Based on the error analysis you just did and the bias variance issue your model may suffer from, decide how you will improve the model (create new features, etc…) and take action. Note that after doing CV and error analysis, you will have to do CV again with the same seed to check if your actions worked. There is a risk of overfitting at some point.
Recall the following actions on how to address any bias and variance issue (source: Machine Learning Yearning).
Techniques to reduce avoiding bias:
- Increase the model size.
- Modify input features based on insights from error analysis.
- Reduce or eliminate regularization (L2 regularization, L1 regularization, dropout).
- Modify model architecture (such as neural network architecture).
Techniques to reduce variance:
- Add more training data.
- Add regularization (L2 regularization, L1 regularization, dropout).
- Add early stopping (i.e., stop gradient descent early, based on dev set error).
- Feature selection to decrease number/type of input feature.
- Decrease the model size.
Step 6: Select a larger data set
Pretty self explanatory!
Step 7: Feature Engineering
This is probably the most important step, so be sure to spend some time on this!
Step 8: Feature Selection
Feature selection can be done through techniques such as feature importance, lasso or step forward. Depending on the algorithm used, you can skip this step as your modeling function will take care of it.
Step 9: Tuning
It is now time to tune your model(s), expanding the range that you already tested with the grid searches from step 4.

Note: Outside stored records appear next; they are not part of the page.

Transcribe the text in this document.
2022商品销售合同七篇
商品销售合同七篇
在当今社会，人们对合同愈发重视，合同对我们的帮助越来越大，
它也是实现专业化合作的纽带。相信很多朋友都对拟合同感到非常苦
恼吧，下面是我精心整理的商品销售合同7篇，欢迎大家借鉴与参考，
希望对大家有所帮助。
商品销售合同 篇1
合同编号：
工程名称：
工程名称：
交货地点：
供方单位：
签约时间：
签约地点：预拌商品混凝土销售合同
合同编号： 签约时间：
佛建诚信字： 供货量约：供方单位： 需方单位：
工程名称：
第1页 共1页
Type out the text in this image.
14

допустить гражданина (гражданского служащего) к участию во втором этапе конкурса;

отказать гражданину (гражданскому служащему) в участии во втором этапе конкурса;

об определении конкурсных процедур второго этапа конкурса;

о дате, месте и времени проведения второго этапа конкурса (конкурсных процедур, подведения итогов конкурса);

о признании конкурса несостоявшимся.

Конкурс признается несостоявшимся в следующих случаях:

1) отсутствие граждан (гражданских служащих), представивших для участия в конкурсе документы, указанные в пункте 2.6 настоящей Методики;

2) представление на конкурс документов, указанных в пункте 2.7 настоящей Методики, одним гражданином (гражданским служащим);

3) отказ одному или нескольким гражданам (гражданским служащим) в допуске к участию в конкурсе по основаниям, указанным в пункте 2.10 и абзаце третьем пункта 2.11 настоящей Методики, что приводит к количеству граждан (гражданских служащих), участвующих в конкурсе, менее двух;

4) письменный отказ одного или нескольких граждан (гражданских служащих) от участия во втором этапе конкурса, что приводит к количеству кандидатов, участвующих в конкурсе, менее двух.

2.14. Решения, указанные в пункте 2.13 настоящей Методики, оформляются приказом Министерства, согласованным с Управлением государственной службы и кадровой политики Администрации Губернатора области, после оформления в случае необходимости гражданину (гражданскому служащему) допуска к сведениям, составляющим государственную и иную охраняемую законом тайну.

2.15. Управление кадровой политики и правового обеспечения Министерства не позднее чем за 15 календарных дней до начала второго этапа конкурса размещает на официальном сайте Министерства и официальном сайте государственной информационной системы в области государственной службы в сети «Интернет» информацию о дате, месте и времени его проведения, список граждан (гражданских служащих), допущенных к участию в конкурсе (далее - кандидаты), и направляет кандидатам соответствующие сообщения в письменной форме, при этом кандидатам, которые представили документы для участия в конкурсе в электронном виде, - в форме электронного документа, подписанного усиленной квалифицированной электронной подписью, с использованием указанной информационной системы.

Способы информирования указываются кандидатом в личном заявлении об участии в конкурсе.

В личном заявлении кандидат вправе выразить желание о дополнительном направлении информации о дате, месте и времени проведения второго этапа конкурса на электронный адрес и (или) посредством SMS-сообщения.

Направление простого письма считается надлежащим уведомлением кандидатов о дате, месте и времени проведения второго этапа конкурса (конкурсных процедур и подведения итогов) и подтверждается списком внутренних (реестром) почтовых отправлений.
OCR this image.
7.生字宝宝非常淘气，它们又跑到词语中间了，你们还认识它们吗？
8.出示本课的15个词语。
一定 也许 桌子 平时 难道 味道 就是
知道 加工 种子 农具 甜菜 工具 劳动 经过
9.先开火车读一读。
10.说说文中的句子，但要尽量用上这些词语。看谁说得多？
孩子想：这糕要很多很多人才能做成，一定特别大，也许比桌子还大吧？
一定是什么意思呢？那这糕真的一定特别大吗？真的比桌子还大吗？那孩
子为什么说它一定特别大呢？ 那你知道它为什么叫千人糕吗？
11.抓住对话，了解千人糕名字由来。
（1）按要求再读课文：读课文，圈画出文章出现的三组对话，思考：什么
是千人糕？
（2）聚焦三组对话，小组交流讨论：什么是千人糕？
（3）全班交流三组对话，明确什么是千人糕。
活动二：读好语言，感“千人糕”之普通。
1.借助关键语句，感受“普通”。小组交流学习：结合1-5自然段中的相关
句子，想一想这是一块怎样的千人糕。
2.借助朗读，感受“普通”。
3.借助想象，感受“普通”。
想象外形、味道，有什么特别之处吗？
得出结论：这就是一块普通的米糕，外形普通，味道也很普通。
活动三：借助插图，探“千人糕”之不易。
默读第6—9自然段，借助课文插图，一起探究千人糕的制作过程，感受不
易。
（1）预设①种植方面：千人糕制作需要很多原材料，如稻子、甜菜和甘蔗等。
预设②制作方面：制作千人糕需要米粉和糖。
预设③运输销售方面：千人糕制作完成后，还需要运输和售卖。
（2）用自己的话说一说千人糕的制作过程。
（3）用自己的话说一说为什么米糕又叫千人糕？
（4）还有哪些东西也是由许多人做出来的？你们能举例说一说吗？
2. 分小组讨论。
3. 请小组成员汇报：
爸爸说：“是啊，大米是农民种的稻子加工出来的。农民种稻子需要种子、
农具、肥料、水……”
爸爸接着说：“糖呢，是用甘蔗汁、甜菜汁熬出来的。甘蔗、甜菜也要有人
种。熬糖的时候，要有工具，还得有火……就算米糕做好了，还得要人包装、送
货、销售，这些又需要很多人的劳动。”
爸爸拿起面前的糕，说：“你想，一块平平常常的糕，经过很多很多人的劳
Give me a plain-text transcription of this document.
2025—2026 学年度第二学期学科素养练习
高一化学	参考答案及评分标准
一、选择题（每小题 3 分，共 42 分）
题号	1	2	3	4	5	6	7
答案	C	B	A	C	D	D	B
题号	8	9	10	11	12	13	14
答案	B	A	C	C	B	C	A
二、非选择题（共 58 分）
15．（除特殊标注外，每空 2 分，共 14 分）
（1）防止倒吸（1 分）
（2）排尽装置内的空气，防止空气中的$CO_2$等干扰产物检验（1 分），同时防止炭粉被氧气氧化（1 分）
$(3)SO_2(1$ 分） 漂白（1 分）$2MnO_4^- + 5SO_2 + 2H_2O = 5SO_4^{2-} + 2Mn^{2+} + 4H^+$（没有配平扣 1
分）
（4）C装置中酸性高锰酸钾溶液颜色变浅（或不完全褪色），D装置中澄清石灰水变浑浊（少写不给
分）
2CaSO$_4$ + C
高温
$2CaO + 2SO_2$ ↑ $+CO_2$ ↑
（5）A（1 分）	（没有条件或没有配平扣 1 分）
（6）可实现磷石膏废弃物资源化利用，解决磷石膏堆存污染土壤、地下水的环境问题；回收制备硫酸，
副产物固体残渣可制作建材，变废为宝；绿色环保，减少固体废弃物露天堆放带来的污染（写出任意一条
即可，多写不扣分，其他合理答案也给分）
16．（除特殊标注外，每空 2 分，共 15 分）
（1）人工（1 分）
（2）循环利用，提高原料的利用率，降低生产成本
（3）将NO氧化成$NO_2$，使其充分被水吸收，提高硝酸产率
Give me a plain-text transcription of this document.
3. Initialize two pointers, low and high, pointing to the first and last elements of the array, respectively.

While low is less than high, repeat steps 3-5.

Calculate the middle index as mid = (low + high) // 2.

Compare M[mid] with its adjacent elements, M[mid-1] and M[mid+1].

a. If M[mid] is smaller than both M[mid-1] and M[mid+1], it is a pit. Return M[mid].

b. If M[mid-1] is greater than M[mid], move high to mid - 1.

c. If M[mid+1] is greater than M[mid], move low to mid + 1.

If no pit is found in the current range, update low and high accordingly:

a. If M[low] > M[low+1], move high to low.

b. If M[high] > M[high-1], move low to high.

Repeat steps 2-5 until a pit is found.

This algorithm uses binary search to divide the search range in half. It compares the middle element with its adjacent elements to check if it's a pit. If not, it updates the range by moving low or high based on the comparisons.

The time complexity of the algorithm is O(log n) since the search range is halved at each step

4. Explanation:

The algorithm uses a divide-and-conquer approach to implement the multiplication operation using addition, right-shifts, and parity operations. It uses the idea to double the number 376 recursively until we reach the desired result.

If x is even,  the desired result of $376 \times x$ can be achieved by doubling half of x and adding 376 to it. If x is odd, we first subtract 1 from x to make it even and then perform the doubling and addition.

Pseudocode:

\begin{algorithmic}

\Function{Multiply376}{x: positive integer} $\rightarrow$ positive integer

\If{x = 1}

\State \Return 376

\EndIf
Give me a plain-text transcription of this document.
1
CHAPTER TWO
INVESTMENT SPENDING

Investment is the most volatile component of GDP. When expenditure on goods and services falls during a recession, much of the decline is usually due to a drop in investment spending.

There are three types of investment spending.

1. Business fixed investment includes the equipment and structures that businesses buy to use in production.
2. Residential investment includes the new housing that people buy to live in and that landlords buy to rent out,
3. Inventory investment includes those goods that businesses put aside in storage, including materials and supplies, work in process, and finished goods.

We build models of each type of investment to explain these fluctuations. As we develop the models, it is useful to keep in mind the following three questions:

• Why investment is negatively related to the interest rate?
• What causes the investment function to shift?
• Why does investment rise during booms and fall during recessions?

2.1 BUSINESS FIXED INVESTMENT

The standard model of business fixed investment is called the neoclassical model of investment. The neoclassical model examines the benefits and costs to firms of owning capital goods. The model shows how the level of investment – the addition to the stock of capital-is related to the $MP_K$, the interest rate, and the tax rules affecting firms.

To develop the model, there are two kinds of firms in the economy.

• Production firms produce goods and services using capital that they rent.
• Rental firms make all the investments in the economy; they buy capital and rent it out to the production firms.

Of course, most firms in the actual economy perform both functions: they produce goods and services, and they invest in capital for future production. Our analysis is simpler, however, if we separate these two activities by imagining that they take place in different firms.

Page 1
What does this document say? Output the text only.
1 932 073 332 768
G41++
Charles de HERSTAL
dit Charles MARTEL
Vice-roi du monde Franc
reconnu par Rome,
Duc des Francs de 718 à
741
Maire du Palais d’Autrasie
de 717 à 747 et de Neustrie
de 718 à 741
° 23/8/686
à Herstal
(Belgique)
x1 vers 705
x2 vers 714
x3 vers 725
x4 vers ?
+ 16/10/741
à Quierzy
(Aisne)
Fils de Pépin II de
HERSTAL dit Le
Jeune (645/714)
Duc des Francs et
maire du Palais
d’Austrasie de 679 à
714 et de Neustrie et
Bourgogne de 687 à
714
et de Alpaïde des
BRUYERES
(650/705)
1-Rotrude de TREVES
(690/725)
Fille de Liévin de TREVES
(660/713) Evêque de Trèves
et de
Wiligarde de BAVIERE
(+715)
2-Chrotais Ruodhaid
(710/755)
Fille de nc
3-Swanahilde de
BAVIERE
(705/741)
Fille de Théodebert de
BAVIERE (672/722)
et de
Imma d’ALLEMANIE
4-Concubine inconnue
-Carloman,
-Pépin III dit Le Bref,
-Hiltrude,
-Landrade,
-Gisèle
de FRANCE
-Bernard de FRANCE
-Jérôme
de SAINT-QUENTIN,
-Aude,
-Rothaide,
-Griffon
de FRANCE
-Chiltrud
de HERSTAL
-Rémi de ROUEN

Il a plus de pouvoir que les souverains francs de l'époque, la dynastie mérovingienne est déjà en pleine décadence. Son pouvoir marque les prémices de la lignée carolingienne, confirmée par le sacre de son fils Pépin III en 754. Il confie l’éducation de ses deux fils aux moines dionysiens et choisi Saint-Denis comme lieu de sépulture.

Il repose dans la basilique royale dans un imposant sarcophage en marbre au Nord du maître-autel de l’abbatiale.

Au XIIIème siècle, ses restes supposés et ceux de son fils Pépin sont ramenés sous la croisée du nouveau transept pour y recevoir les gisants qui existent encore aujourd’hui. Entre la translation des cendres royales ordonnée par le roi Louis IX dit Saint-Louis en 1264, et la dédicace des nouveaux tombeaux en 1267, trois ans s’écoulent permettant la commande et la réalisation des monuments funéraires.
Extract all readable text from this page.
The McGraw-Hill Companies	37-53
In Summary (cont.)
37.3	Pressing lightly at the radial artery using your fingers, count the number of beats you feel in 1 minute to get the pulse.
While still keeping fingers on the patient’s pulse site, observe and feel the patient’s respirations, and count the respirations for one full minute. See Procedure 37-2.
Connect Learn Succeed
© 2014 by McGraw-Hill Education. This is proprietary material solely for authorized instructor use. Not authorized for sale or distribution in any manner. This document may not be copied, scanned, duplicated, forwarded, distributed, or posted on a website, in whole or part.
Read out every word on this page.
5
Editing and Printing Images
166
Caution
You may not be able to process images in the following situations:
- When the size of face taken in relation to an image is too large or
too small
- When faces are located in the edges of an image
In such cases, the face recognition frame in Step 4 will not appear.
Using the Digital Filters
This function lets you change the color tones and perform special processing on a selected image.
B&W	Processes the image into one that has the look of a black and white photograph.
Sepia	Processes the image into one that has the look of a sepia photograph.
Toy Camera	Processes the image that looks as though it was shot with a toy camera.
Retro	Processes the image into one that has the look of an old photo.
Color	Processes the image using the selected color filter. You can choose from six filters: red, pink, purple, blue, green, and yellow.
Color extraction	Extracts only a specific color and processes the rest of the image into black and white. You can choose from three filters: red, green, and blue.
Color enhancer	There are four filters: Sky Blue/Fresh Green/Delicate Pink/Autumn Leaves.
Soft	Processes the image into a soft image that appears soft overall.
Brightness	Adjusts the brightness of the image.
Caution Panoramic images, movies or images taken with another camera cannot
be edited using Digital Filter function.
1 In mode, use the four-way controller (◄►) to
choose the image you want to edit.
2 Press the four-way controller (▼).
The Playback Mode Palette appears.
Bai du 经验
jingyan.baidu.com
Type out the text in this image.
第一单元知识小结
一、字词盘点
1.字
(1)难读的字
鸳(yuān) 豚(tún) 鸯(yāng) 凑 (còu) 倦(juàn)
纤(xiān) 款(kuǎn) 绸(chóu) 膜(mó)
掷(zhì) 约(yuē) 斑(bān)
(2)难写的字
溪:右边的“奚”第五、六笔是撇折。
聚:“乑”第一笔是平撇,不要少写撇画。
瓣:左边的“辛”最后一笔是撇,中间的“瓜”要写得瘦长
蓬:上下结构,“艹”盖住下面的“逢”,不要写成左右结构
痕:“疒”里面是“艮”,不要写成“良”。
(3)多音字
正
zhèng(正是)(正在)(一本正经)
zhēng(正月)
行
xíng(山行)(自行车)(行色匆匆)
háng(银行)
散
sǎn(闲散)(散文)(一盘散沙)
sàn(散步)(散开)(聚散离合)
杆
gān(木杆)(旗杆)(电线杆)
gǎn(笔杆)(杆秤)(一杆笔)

Tuning the model can be time consuming for sometimes a small (~5%) accuracy boost. Depending on your work environment and project, spending precious hours on tuning is not always the best course of action. Instead, focusing on feature engineering and testing various models can be the best way to spend your time.
Step 10: Iterate
It is never completely over, so do a new error analysis to understand where your model was wrong and iterate as the project progresses!